Is the chemical effects applet totally free standing; i.e. that it pays no attention to the pool parameters (other than volume) entered in the upper part of the calculator?

Original poster, I apologize for adding confusion to your thread - that was not my intent.
 
No problem singingpond. I wish more people would take the time to seek clarification so they can truly understand others (rather than just make assumptions).

By the way, I forgot to mention, but I tested my TDS, also, and came up with 184. That actually seems very low considering the rest of my pool chemistry. Later today, I'll report today's numbers, but won't have new numbers till Thursday.
 
Well, I hope you keep posting and asking questions! Your pool is unusual enough in its chemistry to be quite interesting. What is going on in there will be hard to understand and predict for most of us on the forum, as you are pretty far away from the familiar chemical ranges for CYA and CH. So, pay special attention to Chem Geek (and one or two other posters, myself not included) who actually understand the underlying chemistry in a more than superficial way.
 
I'm confused by a couple of things. I agree that the 10 drops base demand corresponds to 3.2 lbs. soda ash into 10,000 gallons, according to the Taylor chart. I couldn't figure out where your 7.0 to 7.17 estimate came from at first, but I think you were looking at the effect of 3.2 lbs. in the OP's 20,000 gallon pool, rather than in the hypothetical 10,000 gallons on the base demand chart. That factor of 2 difference explains some of it.

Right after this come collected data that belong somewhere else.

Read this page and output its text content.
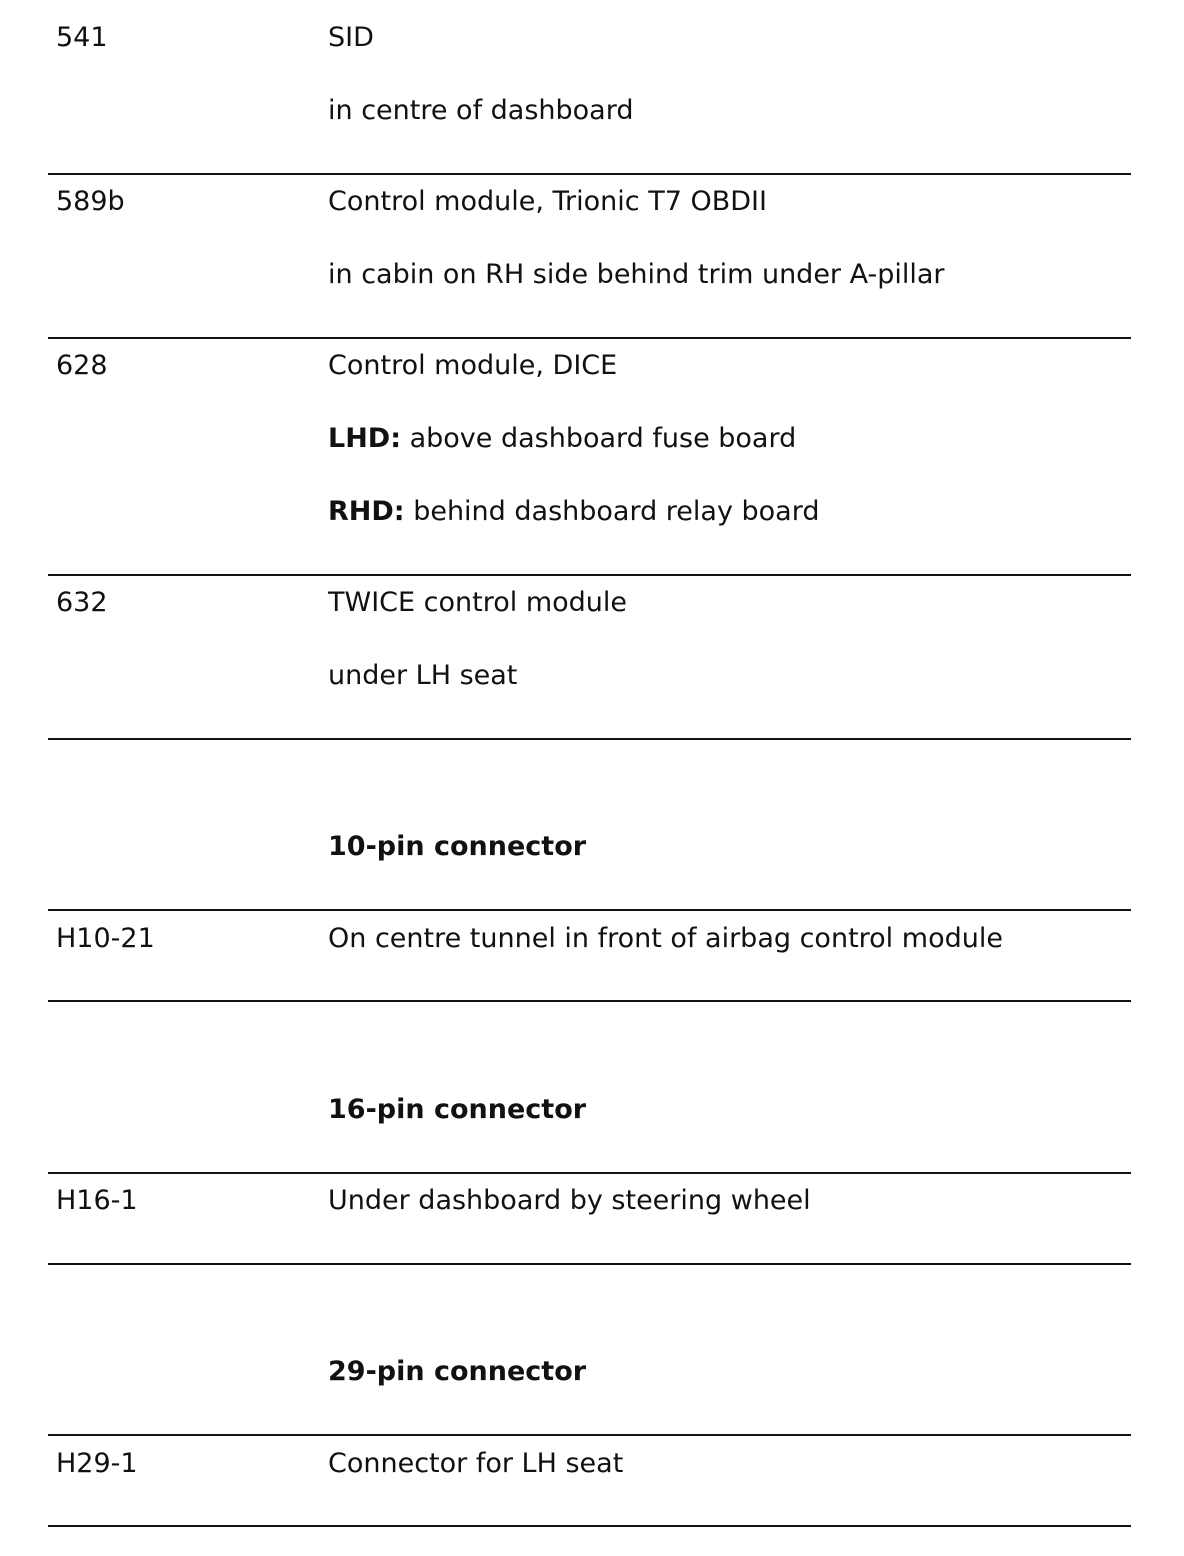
541	SID
in centre of dashboard
589b	Control module, Trionic T7 OBDII
in cabin on RH side behind trim under A-pillar
628	Control module, DICE
LHD: above dashboard fuse board
RHD: behind dashboard relay board
632	TWICE control module
under LH seat
10-pin connector
H10-21	On centre tunnel in front of airbag control module
16-pin connector
H16-1	Under dashboard by steering wheel
29-pin connector
H29-1	Connector for LH seat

That still leaves me really confused about the part of PoolMath I was looking at earlier, prior to my claim that the pool pH might be well below 7.0. If I go to the applet at the bottom of the PoolMath page, to look at effects of adding chemicals, and put 51 oz. soda ash into 10,000 gallons, it says that will raise pH by 1.11. Why is that number so far off from what the main part of the calculator says?

Is the chemical effects applet totally free standing; i.e. that it pays no attention to the pool parameters (other than volume) entered in the upper part of the calculator?

Original poster, I apologize for adding confusion to your thread - that was not my intent.

Nope, I used 3.2 pounds in 10,000 gallons, not 20,000 gallons, using the pH of 7.0, TA of 170, FC of 7.0, CYA of 540, CH of 1500. However, you cannot use PoolMath for this because the numbers are way out of the range where it can do pH calculations. I used my Pool Equations spreadsheet. pH calculations are very complicated so PoolMath uses table lookups and interpolation for reasonable pH and TA and CYA ranges. The TA and CYA are way out of the norm so the calculations in PoolMath are not correct. The calculations in my spreadsheet are correct but very complex.
 
I was very careful about the drops. Here are new pictures and chemical numbers:

FC = 2.6 (from 2.2 yesterday with 4 gallons of chlorine added last night -- should I ask tenant to only put in 3 gallons a night or keep it at 4 gallons and see what it is like on Thursday?)
CC = 0.8 (from 0.6 yesterday)
pH = 7.2 & 7 drops to 7.4 (from 7.2 & 8 drops yesterday)
Alkalinity - 190 (170 on Thursday, 320 on Friday, so it is dropping back down)

The pictures don't show any algae, though it appears to show stains where the algae used to be.
https://www.dropbox.com/sh/bmm1j14f22xdbs6/AACrvWkuK7Wzm3DiTQ1IaAxea?dl=0

Do you recommend I just maintain it as it is till I re-plaster the pool, or do you have concerns I need to address? Thanks for your help.